Three New Year’s ‘revolutions’ for the media we’d love to see in 2022
What is it with New Year’s resolutions? I never make ’em, which means I never have to worry about breaking them. But that doesn’t mean that turning the calendar page doesn’t move me to daydream a little about what could be, especially in journalism.
We enter 2022 dancing on an inflection point, a tightrope, a fault line: pick your metaphor. I could explore plenty of perilous angles here—climate change, COVID, the fascist persistence of The Big Lie—but instead I’d like to reflect on the state of the media at large.
And so to start, I’m going to get a bit contrarian. Many cite the disintegration of mass media as a ground zero concern. But how is that possible when there’s more media to consume than at any point in recorded history? We can’t keep up. So in one sense, the greater issue involves the multiplication and splattering of information, a firehose of what you could call “massive media.”
In light of this, resolutions alone can’t cut it. What we need instead are New Year’s Revolutions, which imply not an individual’s withering will power in the face of frosted donuts, but rather a concerted effort to help change conditions for the better. Without posing as the Swami of Smart Solutions—I have a whole year’s worth of columns to do that—I’m going to focus on three areas where the dream could in fact take a turn towards reality. Areas where you, I and Qwoted can help.
1) Student journalists need mentoring.
Once upon a deadline, newsrooms were like the Italian bodegas of the Renaissance. I’m old enough to remember; the Philadelphia Inquirer of my cub reporter days was staffed by editors and staffers who cared just as much about passing on their wisdom and best practices as beating deadline.
The decimation of newspapers and their online equivalents circa 2022 means that before you finish this column, more institutional experience will walk out the door of your local newsroom, never to return. And with COVID-19 looking a lot more like COVID-22, some of our most promising scribes, photographers and investigators now work at home, talk to Zoom screens and hunger for connection.
Qwoted’s Media Advisory Board spent a good part of 2021 looking at how we could expand the services we offer journalists. My hope is that this could be the year we pair up with college and J school programs to pair up those eager to learn with veterans desirous to teach. We can’t let the best practices of old turn into fodder for facetious media memes.
2) Community journalists need resources and exposure.
It’s easy to forget, even easier to plead ignorance to, how certain news stories of national and international importance break at the local level. I can’t think of a better example than with the murder of Ahmaud Arbery, whose death in February 2020 was all but forgotten until Larry Hobbs, a writer and reporter at The Brunswick News in Georgia, turned his attention to it. Without Hobbs, there’s no conviction of the three mole men now facing sentencing on Jan. 7.
For every intrepid reporter like Hobbs, scores and scores more lack the funding, tools and time to get these kinds of stories into the spotlight. Money is so often hard to come by in these instances; journalists across the board are an underpaid lot. But could they be granted access to costly tools such as LexisNexis or crime databases? Or connected to student reporters who could serve as valuable researchers and interns? If there’s failure here, it is only a failure of the imagination.

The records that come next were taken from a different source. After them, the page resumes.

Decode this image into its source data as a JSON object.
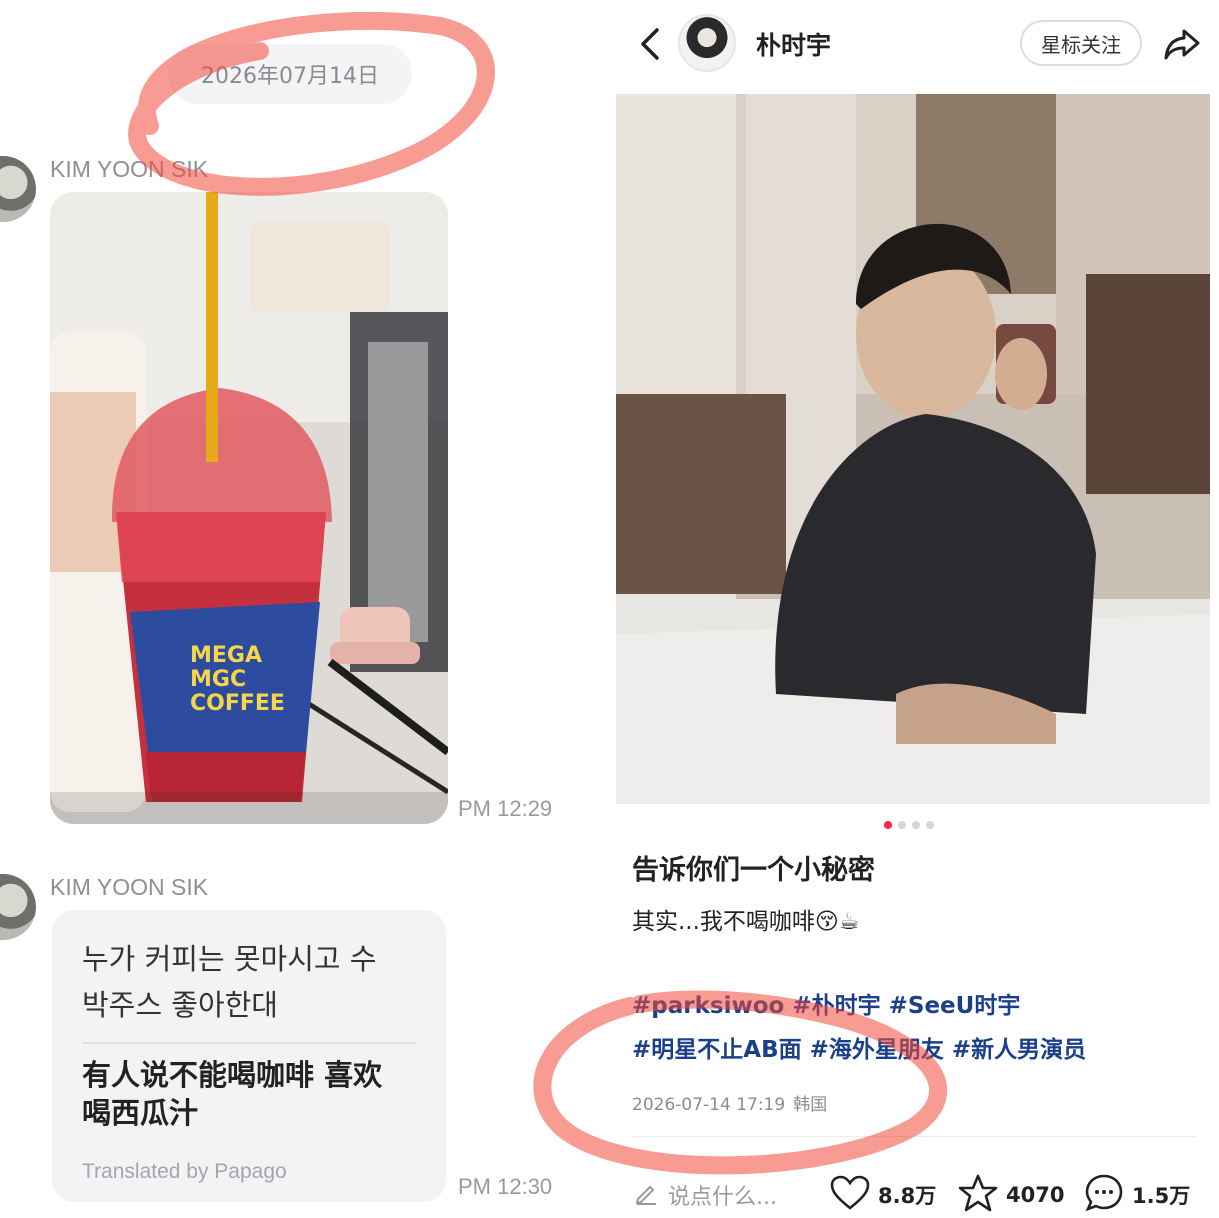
{
  "chat": {
    "date": "2026年07月14日",
    "messages": [
      {
        "sender": "KIM YOON SIK",
        "time": "PM 12:29"
      },
      {
        "sender": "KIM YOON SIK",
        "original": [
          "누가 커피는 못마시고 수",
          "박주스 좋아한대"
        ],
        "translation": [
          "有人说不能喝咖啡 喜欢",
          "喝西瓜汁"
        ],
        "translated_by": "Translated by Papago",
        "time": "PM 12:30"
      }
    ],
    "cup_label": [
      "MEGA",
      "MGC",
      "COFFEE"
    ]
  },
  "post": {
    "author": "朴时宇",
    "follow_label": "星标关注",
    "title": "告诉你们一个小秘密",
    "body": "其实...我不喝咖啡😚☕",
    "tags": [
      "#parksiwoo",
      "#朴时宇",
      "#SeeU时宇",
      "#明星不止AB面",
      "#海外星朋友",
      "#新人男演员"
    ],
    "date": "2026-07-14 17:19",
    "location": "韩国",
    "comment_placeholder": "说点什么...",
    "likes": "8.8万",
    "favorites": "4070",
    "comments": "1.5万"
  },
  "colors": {
    "accent": "#ff2442",
    "tag": "#1b3f8b",
    "annotation": "#f0483a"
  },
  "icons": [
    "back-icon",
    "share-icon",
    "pencil-icon",
    "heart-icon",
    "star-icon",
    "comment-icon"
  ]
}
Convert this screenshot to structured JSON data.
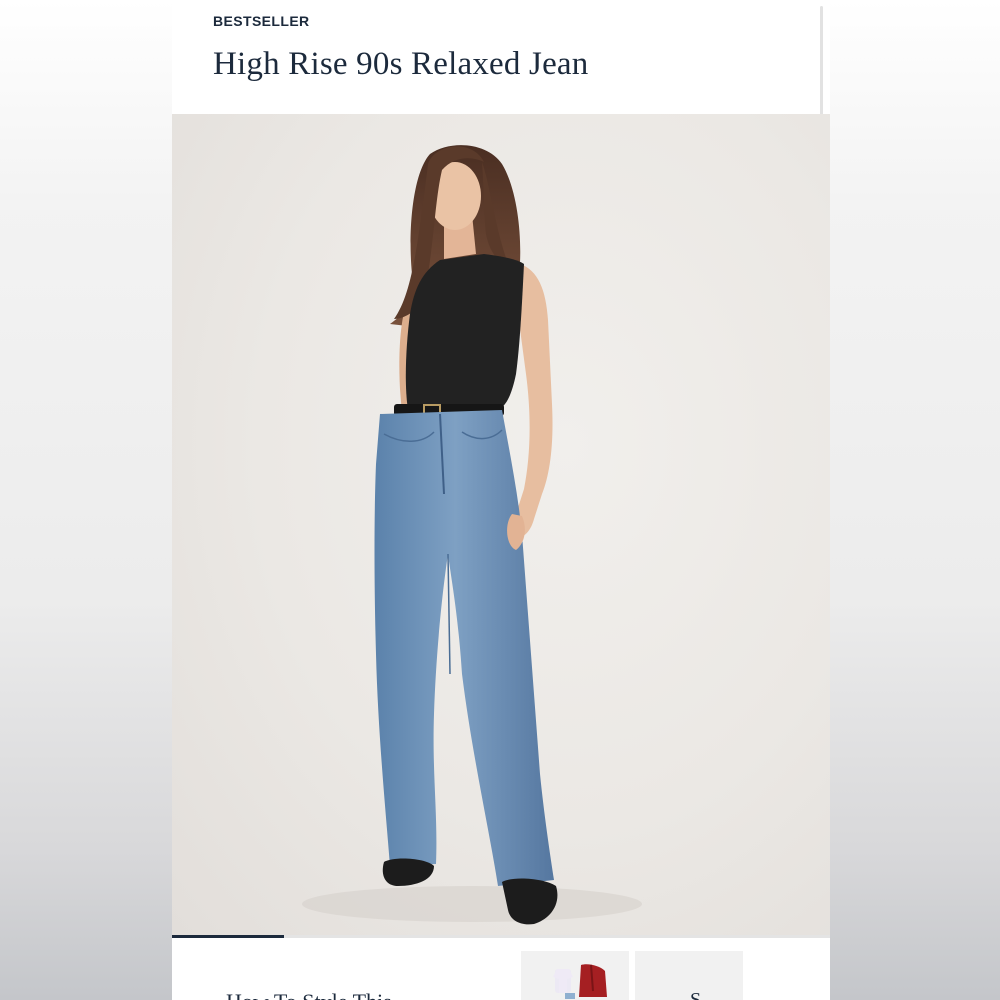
{
  "product": {
    "badge": "BESTSELLER",
    "title": "High Rise 90s Relaxed Jean"
  },
  "gallery": {
    "image_alt": "Model wearing High Rise 90s Relaxed Jean with black sleeveless top",
    "progress": 0.17
  },
  "styling": {
    "link_label": "How To Style This",
    "thumbnail_2_label": "S"
  },
  "colors": {
    "text_primary": "#1c2a3c",
    "background": "#ffffff",
    "denim": "#6f93b8",
    "top": "#1f1f1f"
  },
  "icons": {
    "carousel_next": "chevron-right-icon"
  }
}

3) Social media needs policing.
The bold revelations of Frances Haugen have done little to stop Facebook’s tyrannical march, as in Tyrannosaurus rex. Yes, Meta’s stock is down nearly 13 percent since Haugen went public with her documents in the Wall Street Journal. But we’re also taking about a company that sometime in 2022 will likely hit $1 trillion in worth. Think about that. A trillion dollars. Companies with that much filthy lucre aren’t used to letting little things like, oh, election lies, hate speech and teenage depression get in the way of a Meta good time.
Because the media’s attention span is so short—and social media has usurped traditional media for far too many—the hammer needs to fall on Facebook and its ilk repeatedly, incessantly and persuasively. Mark Zuckerberg isn’t about to police his company any more than confess that he swiped the idea for Facebook from some Harvard classmates. I’d love to see the Journal perform the same feat with Facebook that it managed with Theranos, thanks to the stellar, courageous work of John Carreyrou.
This is not just a matter of forming a Facebook beat, by the way. It demands following the lead of Haugen’s verifiable documents to the doorstep of an irresponsible company that has already inflicted great harm on a nation’s democracy and collective mental health. Nor can Congress be counted on to step in here.
It’s not just another big story we’re talking about, either. Rather, it’s a chance for the news media—doing what it does best—to shine light on the evils of a pseudo-media outlet that refuses to stop doing its worst.
Whatever is to happen in the year ahead, we must focus not on why things are impossible but rather how we can turn these possibilities into realities. I’m including myself in this, or course. I have to. After all, if I were to judge myself on the ability to resist a quadruple chocolate doughnut, I’m not fit for resolution or revolution … and arguably, just not fit.